05 September 2009

Indigenous Rights in the Nordic states

'The New Developments Regarding the Saami Peoples of the North' by Malgosia Fitzmaurice in 16(1) International Journal on Minority and Group Rights (2009) 67-156 explores recent developments regarding the Saami peoples of Northern Europe. It focuses on the Draft Saami Convention and Norwegian legislation regarding self-determination.

Fitzmaurice notes that the 2005 Norwegian Finnmark Act grants indigenous peoples of the North far-reaching rights regarding rights to land and natural resources. (Some Saami would presumably argue that the state merely recognises rights.) The Act seeks to implement the 169 ILO Convention on Indigenous and Tribal Peoples in Independent Countries [C169], which revised the ILO 1957 Convention on Protection and Integration of Indigenous and Other Tribal and Semi-Tribal Populations in Independent Countries (aka the Indigenous & Tribal Populations Convention).

Article 6 of C169 requires governments to establish means by which peoples (a term that "conveys recognition of the existence of organized societies with an identity of their own, rather than mere groupings sharing some racial or cultural characteristics") can freely participate at all levels of decision-making in elective and administrative bodies, to at least the same extent as other sectors of the population.

It also requires governments to consult "indigenous and tribal peoples", through adequate procedures and their representative institutions, whenever consideration is given to legislative or administrative measures that may affect them directly. Those consultations must be undertaken in good faith and in an appropriate form, with the aim of achieving an agreement or consent to proposed measures.

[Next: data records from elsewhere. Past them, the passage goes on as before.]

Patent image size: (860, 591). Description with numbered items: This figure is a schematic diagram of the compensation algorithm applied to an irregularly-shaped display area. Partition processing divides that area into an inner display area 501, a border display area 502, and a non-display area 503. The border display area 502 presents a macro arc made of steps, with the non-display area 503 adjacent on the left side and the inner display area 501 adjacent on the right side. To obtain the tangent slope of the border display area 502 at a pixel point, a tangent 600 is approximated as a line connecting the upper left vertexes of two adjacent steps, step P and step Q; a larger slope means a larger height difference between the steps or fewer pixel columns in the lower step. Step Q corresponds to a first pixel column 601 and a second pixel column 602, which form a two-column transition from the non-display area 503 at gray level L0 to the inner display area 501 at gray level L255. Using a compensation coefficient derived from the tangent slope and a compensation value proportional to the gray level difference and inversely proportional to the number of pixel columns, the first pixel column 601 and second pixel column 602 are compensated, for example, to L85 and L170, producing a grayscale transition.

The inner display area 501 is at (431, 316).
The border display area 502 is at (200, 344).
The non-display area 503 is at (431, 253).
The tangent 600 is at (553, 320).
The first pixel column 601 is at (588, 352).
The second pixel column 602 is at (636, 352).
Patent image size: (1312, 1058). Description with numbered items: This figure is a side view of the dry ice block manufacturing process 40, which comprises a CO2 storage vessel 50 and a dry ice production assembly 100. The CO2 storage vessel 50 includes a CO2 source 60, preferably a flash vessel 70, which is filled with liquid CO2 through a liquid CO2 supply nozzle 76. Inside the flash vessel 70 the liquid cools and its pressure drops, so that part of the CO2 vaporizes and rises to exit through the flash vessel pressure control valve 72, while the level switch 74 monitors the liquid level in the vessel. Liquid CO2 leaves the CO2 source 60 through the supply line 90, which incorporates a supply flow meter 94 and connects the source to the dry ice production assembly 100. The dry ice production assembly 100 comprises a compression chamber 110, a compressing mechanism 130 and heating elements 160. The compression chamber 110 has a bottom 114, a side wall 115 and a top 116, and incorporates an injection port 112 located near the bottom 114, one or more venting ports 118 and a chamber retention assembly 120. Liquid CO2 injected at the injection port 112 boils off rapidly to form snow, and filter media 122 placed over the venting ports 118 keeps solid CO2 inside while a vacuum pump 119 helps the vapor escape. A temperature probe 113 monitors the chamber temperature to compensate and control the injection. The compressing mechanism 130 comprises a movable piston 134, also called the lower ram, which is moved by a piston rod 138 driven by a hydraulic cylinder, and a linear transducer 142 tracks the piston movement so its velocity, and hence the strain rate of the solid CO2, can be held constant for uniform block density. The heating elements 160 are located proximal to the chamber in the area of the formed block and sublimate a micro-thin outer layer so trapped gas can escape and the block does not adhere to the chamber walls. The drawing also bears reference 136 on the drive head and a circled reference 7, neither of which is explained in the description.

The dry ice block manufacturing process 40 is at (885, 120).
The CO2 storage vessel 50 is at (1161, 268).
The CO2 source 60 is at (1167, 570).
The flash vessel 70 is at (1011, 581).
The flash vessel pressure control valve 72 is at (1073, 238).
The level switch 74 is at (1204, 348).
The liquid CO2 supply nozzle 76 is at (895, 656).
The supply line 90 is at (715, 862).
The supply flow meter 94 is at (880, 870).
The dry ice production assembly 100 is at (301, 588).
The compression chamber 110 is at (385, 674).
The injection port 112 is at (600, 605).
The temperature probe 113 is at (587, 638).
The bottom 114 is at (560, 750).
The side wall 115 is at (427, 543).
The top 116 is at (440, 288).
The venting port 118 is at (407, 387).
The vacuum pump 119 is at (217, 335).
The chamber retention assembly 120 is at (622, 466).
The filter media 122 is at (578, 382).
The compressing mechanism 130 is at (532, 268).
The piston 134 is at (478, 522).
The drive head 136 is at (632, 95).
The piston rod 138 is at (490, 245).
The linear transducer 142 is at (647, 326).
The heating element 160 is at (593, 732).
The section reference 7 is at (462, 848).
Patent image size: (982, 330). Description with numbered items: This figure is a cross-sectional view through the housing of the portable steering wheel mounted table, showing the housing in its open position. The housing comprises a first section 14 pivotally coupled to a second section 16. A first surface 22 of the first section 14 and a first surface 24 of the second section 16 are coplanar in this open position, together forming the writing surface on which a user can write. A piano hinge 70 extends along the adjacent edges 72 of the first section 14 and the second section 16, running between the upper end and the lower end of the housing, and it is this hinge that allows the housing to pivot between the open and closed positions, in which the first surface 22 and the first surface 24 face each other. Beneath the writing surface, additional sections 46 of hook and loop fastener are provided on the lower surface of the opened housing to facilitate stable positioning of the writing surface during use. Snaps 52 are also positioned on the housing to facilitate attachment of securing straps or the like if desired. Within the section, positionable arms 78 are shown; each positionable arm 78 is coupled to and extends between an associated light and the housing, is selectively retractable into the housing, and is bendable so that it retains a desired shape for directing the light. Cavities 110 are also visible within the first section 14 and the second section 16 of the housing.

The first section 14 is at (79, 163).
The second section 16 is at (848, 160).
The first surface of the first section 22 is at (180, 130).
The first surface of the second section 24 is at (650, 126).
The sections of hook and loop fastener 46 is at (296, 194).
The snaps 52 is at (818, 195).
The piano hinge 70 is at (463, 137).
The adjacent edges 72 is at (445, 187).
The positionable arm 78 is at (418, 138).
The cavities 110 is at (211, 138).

Article 7 states that the peoples have the right to decide their own development priorities and to exercise control over their own economic, social and cultural development. Those peoples should participate in formulation, implementation and evaluation of regional and national plans and programmes that directly affect them and "plans of overall economic development for the areas inhabited by indigenous and tribal communities have to be designed with a view, among other things, to improve their living conditions, employment opportunities, and educational attainments". Governments are required, whenever appropriate, to
carry out, in cooperation with the indigenous or tribal peoples concerned, studies in order to assess the social, spiritual, cultural and environmental impact on them of planned development activities. The cooperation of indigenous and tribal peoples must be sought also in the design, execution and evaluation of health and education services, including vocational training schemes.
C169 has been adopted by a handful of nations (eg Mexico, the Netherlands and Norway) and appears unlikely to gain major traction in the near future. It has been seen by some critics as too weeak and damned by others as too strong, with Lisa Strehlein for example criticising it as founded on a "liberal democratic model" antithetical to recognition of inherent rights. Strehlen's spirited 'The Price of Compromise: Should Australia Ratify ILO Convention 169' at 63-86 Majah: indigenous peoples and the law (Annandale: Federation Press 1996) edited by Greta Bird, Gary Martin & Jennifer Nielson argued that Australia should reject the Convention as "fundamentally flawed", embodying "a new language of assimilation" and unacceptable because "in deference to the claims of nation states" the C169 rejects the inherent rights of indigenous peoples to self-determination.

The Norwegian Act goes beyond the Australian High Court's very limited recognition of rights following abandonment of the terra nullius doctrine in Mabo.

The Act also grants the Saami the right to be consulted on matters which impact on their livelihood. On the basis of the legislation the Norwegian Government transferred about 95% (about 46,000 km2) of the area in the Finnmark county in Norway to the inhabitants of Finnmark.

That area is managed by the Finnmark Estate agency. The Estate is managed by a six-member board of directors: three are appointed by the Sámediggi - Sami Parliament - of Norway (a counterpart of the Sami Parliament in Sweden, which among other things has absorbed the Central Administration for the Reindeer Industry) and three by the Finnmark County Council. The Sámediggi was established in 1989 and as of 2001 had an electoral register of around 10,000 Sami. It is broadly analogous to the former ATSIC in Australia. It reflects the obligation in the revised Norwegian Constitution for the state to create conditions to ensure that the Sami people can preserve and develop their language, culture and social life. The Sámediggi's remit covers everything that, in the national legislature's opinion, affects the Sami people in particular. Observers have characterised it as having no clear constitutional position: "not under the control of the Government, but neither is it an independent body".

As part of the Finnmark Estate scheme a Special Commission and Tribunal will be set up to recognize existing rights of use and ownership in the Finnmark area.

Fitzmaurice considers the Saami right to self-determination in relation to the Act, noting that the legislation is
ethnically neutral ie the legal position of an individual is not dependent on him or her being Sami, Norwegian, Kven, or a member of another population group.
She suggests that
The 2005 Saami Draft Convention constitutes the most innovative approach to indigenous peoples beyond the statist paradigm. It treats the Saami peoples in Finland, Norway and Sweden as one people and grants them very far reaching rights to land and natural resources.